VA Pledges Nearly $14 Million To End Veteran Homelessness

VA Pledges Nearly $14 Million To End Veteran Homelessness

The Department of Veteran Affairs has pledged nearly $14 million in its ongoing effort to end veteran homelessness by 2015.

The VA announced on Tuesday that it will allocate $8.8 million in grants to rehabilitate current housing projects and buy new vans. The vehicles will be used for outreach and to transport homeless vets to medical appointments and to job opportunities. The department also approved an additional $4.9 million to provide better services for homeless vets.

“Our local partners have played a vital role in our effort to find, engage, and rescue every homeless Veteran,” Secretary of Veterans Affairs Eric K. Shinseki. “Until no veteran has to sleep on our Nation’s streets, we still have work to do.”

Such funding boosts the Obama Administration’s commitment to get all veterans off the streets in the next two years.

Something appears to be working.

On a single night in January last year, 62,619 vets were sleeping on the streets, a 17 percent drop since 2009.

The government is focusing its resources on funding permanent housing for vets, which allows the VA to spend more on other services, including drug and alcohol counseling and job training.

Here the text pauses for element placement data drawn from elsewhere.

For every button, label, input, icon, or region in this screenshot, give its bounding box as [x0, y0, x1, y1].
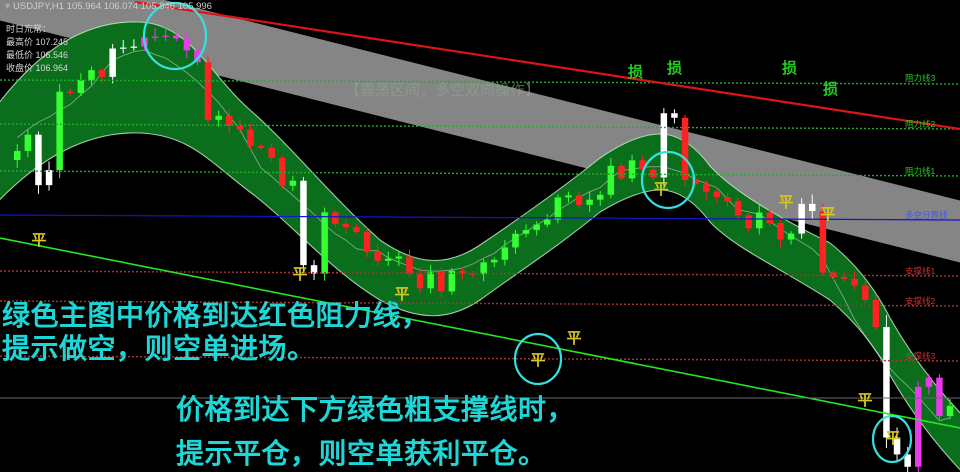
svg-text:平: 平 — [778, 194, 793, 211]
svg-text:收盘价 106.964: 收盘价 106.964 — [6, 62, 68, 73]
svg-text:平: 平 — [530, 352, 545, 369]
svg-text:平: 平 — [292, 266, 307, 283]
svg-text:损: 损 — [628, 63, 643, 81]
svg-text:阻力线1: 阻力线1 — [905, 166, 936, 176]
svg-text:平: 平 — [857, 392, 872, 409]
svg-text:价格到达下方绿色粗支撑线时，: 价格到达下方绿色粗支撑线时， — [176, 393, 575, 425]
svg-text:阻力线2: 阻力线2 — [905, 119, 936, 129]
svg-text:阻力线3: 阻力线3 — [905, 73, 936, 83]
svg-text:时日巟常：: 时日巟常： — [6, 23, 51, 34]
svg-text:平: 平 — [31, 232, 46, 249]
svg-text:损: 损 — [782, 59, 797, 77]
svg-text:最低价 106.546: 最低价 106.546 — [6, 49, 68, 60]
svg-text:支撑线3: 支撑线3 — [905, 351, 936, 361]
svg-text:支撑线1: 支撑线1 — [905, 266, 936, 276]
svg-text:损: 损 — [823, 80, 838, 98]
svg-text:最高价 107.245: 最高价 107.245 — [6, 36, 68, 47]
svg-text:▼: ▼ — [3, 1, 12, 11]
svg-text:支撑线2: 支撑线2 — [905, 296, 936, 306]
svg-text:提示平仓，则空单获利平仓。: 提示平仓，则空单获利平仓。 — [176, 437, 547, 469]
svg-text:绿色主图中价格到达红色阻力线，: 绿色主图中价格到达红色阻力线， — [2, 299, 430, 331]
svg-text:多空分界线: 多空分界线 — [905, 210, 948, 220]
svg-text:平: 平 — [885, 430, 900, 447]
svg-text:【震荡区间，多空双向操作】: 【震荡区间，多空双向操作】 — [345, 82, 540, 99]
svg-text:平: 平 — [566, 330, 581, 347]
svg-text:平: 平 — [820, 206, 835, 223]
svg-text:损: 损 — [667, 59, 682, 77]
svg-text:平: 平 — [653, 181, 668, 198]
svg-text:USDJPY,H1 105.964 106.074 10: USDJPY,H1 105.964 106.074 105.846 105.99… — [13, 1, 212, 12]
svg-text:提示做空，则空单进场。: 提示做空，则空单进场。 — [2, 332, 316, 364]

The VA has committed to spending more than $1 billion in 2014 on preventative and rehabilitative programs for homeless vets.

"People who don't have stable housing create all kinds of other costs. Their health problems are worse. It's pretty much impossible to keep a job, and it has all kinds of snowballing effects," Nan Roman, president of the National Alliance to End Homelessness, told the Associated Press last December. "So these are smart public investments, and we need to keep going to reach these goals."